The Ready Set’s Jordan Witzigreuter has been churning out sugary-sweet laptop pop since 2007, but the million-selling success of 2010 single “Love Like Woe”, with its indelibly catchy hook and J.R. Rotem co-sign, still caught most everyone by surprise. The ensuing album, I’m Alive, I’m Dreaming, featured a number of equally great (if not better) tracks, but none set fire to the singles chart. Now he returns with the seven-track Feel Good Now EP, and while nothing here quite rises to the dizzy-dream highs of the last album’s “Stays Four The Same” or carries the heartstring-tugging heft of that collection’s “Spinning” or bonus track “The Ghost Of Los Angeles,” there are a lot of things here for a dedicated Ready Set fan to like.
Ironically, though Feel Good Now seems to be pretty clearly angling for repeat radio success, the singles here are by far the weakest of the EP’s tracks. Current single “Hollywood Dream” strings together a series of fish-out-of-water clichés without bringing anything new to the affair, bookstopped by a “she could be the ‘Hills’ to my ‘Beverly’” chorus that masquerades as clever on first glance. And lead single “Young Forever,” an overly (and overtly) ambitious wannabe teen party anthem, lingered at the bottom end of the charts for a while but never sniffed the Top 40.

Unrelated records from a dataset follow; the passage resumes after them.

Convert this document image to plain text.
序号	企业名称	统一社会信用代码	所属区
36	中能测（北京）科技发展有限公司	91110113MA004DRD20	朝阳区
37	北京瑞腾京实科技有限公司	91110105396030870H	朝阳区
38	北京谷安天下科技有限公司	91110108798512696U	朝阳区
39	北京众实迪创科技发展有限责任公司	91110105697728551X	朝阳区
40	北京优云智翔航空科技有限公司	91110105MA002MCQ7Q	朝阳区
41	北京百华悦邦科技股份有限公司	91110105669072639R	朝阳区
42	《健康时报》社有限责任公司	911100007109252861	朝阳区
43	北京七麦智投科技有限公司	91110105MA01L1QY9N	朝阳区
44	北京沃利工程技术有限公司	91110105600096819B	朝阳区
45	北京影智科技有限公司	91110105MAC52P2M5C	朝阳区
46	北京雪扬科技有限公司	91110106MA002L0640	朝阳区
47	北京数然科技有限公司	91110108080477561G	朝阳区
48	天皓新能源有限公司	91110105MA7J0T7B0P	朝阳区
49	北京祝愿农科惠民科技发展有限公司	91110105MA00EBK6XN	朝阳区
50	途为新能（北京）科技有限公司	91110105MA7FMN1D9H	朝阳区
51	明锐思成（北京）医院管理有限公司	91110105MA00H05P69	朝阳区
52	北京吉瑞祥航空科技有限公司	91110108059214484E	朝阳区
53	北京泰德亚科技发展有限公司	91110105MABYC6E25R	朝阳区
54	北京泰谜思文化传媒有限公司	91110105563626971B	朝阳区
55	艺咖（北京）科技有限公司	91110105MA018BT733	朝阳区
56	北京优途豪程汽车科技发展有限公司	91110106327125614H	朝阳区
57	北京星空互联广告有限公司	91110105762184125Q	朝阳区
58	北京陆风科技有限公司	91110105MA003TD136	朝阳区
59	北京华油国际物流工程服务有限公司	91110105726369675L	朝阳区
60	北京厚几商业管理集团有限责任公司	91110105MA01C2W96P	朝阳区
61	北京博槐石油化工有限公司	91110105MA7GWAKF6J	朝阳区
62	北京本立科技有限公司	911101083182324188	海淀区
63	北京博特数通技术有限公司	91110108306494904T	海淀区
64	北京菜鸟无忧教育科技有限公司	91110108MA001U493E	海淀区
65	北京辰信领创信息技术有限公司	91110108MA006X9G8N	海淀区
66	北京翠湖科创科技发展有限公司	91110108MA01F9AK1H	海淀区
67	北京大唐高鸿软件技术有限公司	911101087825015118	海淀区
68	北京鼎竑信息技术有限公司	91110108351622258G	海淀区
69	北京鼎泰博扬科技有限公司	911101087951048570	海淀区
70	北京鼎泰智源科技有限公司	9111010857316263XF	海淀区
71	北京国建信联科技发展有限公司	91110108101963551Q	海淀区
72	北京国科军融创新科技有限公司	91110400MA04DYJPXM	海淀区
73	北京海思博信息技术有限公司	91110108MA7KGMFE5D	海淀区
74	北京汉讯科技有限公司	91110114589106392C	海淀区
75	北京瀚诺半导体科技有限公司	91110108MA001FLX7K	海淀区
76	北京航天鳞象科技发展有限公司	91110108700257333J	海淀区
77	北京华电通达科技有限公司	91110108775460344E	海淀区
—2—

Dig deeper though and Witzigreuter’s gifts as a tunesmith start to shine through. The chorus on “Back To Back”’ is a winner, though the leadoff verse’s Nicki Minaj-style bipolar outbursts don’t really fly when coming from a dude who spends the whole rest of his EP playing up his sensitive-guy side. “Operator”’s refrain is even better, a toothy back-and-forth duet (with himself) with a scribbly digital-funk lead in. “Killer” bounces along on Witzigreuter’s trademark wordplay, something the singles really suffer the lack of, and a cabaret-pop vibe that rings of Panic! At The Disco. All are, if nothing else, a lot of fun.
There’s really no point in examining Feel Good Now as an album; there’s no real musical journey here, no overarching theme (beyond, well, feeling good now) – just a collection of songs to be taken on their own terms. Still, album-closer “Notions”’s easy melody and relative breeziness are a nice flashback to the sounds of The Ready Set’s debut Tantrum Castle album. It’s a pleasant takeaway from a solid collection of songs.